Наиболее отчаянные продолжали даже зимой осваивать «стометровку». И я находился в их числе. В этом был свой кайф. Морозный воздух бодрил, держал в тонусе. Нравилось, когда налетевший ветер с размаху бросал в лицо пригоршню снега; от такого массажа аж дух захватывало. И розовощёкие девушки, рискнувшие на прогулку по заснеженной аллее, выглядели особенно жизнерадостными и энергичными. Заряженными здоровьем.
Вот тогда и услышал я этот очаровывающий интеллигентный смех. Наши взгляды буквально озарили друг друга. Девушка в короткой беличьей шубке неловко оступилась и едва не потеряла равновесие, рискуя упасть на раскатанную дорожку. Сработала моя спортивная реакция. Моментально рванувшись на помощь, я сам не удержался, и мы, крепко сцепившись, по инерции полетели в пушистый сугроб, обрамлявший «стометровку».
Наши тела легко пробили хрупкий хрустальный наст, провалились в белую нирвану. Снежный взрыв накрыл с головой, обжигающими осколками проник за воротник, зарылся в волосах. Чтобы спасти девушку от падения на спину, я резко развернул её в полёте, и мы слились в спасительных объятиях. Незнакомка благодарно улыбнулась и легонько поцеловала меня в губы. И тут же представилась:
– Я – Лада. А как вас зовут, мой таинственный спаситель?

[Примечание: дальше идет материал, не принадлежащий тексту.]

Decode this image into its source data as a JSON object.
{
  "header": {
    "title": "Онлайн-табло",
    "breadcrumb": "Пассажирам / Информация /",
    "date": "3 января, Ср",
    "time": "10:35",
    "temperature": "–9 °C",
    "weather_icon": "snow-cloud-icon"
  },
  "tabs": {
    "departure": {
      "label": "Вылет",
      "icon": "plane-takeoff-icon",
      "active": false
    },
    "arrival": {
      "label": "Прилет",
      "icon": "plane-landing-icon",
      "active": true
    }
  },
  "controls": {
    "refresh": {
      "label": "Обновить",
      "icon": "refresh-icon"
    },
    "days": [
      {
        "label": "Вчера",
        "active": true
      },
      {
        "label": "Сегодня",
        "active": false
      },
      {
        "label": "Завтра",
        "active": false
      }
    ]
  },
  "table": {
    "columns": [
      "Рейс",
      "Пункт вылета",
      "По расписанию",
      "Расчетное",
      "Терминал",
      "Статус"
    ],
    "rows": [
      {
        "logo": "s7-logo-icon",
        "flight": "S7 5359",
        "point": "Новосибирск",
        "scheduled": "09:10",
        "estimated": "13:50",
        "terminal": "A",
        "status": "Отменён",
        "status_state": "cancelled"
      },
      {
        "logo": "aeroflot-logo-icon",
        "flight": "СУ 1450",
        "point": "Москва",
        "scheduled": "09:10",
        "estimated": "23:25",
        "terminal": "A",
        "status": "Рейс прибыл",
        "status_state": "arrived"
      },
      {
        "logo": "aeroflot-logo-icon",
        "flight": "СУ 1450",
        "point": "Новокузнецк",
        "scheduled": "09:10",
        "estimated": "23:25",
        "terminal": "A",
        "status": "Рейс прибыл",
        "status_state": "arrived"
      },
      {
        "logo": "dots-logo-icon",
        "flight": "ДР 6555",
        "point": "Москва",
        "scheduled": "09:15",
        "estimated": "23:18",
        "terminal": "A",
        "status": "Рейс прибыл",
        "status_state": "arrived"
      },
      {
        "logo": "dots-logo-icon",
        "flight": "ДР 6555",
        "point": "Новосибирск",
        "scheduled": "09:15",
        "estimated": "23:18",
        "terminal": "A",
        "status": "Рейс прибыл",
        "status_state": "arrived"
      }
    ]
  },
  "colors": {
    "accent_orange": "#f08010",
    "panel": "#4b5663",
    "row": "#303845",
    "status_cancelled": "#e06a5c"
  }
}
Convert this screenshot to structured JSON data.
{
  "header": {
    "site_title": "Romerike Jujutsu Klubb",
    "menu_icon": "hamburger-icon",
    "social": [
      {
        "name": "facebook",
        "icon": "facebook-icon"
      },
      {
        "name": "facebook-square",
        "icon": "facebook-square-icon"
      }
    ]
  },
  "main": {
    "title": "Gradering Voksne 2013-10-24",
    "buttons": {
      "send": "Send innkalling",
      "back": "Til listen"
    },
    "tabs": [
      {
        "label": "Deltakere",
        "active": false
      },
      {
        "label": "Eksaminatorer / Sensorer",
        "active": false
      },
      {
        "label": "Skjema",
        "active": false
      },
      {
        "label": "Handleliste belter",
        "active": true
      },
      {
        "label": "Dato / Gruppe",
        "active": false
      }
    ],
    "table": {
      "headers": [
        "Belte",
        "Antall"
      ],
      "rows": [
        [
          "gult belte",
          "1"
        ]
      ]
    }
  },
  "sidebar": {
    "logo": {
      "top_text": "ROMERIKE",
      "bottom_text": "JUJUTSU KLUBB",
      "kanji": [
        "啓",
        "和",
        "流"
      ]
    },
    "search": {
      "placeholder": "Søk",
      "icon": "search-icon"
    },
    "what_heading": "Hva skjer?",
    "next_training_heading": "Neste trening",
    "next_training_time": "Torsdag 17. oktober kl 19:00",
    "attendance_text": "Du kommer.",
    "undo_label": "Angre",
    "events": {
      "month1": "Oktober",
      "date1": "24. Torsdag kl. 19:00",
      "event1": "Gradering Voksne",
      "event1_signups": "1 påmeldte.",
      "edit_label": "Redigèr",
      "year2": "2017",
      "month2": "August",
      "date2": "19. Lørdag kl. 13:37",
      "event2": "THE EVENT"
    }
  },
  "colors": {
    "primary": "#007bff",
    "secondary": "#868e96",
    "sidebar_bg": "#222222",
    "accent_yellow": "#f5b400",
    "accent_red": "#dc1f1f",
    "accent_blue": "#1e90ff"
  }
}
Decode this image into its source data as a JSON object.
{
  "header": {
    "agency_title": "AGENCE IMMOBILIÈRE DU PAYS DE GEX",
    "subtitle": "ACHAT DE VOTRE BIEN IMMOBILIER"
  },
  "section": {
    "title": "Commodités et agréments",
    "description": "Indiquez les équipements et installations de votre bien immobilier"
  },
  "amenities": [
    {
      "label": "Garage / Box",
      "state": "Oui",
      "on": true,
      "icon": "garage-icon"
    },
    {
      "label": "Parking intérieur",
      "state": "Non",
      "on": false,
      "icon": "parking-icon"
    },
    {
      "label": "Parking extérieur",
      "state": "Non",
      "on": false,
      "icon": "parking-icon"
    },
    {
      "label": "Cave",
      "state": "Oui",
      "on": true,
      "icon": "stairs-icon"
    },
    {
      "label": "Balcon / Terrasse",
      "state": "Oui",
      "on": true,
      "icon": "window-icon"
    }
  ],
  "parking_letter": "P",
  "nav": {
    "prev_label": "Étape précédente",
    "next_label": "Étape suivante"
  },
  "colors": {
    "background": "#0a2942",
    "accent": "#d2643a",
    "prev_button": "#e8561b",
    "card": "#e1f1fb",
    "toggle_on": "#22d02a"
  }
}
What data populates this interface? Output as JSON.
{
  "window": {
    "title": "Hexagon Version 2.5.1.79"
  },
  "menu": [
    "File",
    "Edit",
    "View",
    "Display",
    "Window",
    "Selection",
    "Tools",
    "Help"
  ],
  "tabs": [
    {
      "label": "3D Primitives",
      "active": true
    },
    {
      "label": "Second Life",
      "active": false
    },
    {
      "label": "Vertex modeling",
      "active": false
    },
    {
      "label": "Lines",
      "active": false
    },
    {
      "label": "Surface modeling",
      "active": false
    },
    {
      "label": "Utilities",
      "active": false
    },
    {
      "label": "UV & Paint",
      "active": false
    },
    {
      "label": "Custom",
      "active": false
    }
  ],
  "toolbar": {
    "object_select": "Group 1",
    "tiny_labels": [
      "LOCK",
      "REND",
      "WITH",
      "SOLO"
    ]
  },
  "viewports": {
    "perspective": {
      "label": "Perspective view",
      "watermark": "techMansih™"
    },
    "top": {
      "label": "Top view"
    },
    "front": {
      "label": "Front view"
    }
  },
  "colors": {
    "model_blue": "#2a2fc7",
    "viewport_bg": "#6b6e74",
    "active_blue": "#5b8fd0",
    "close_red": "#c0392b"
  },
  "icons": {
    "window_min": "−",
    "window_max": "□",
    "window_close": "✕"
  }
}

– Кирилл, – у меня закружилась голова от её чистого и обволакивающего дыхания. Я тонул в её бездонных серо-зелёных глазах не в силах разжать руки. До тех пор, пока Лада легонько не потрепала меня по щеке:
– Встаём, а то замёрзнем.
Она легко, пружинисто вскочила на ноги и опять негромко засмеялась, при этом показывая пальчиком на мой лоб, который побелел от прилипшей полоски снега. Я не понимал всей комичности ситуации, заворожённый своей новой знакомой. Лишь когда Лада начала мягко стряхивать с меня снежную пыль, очнулся и поспешил с ответной галантностью.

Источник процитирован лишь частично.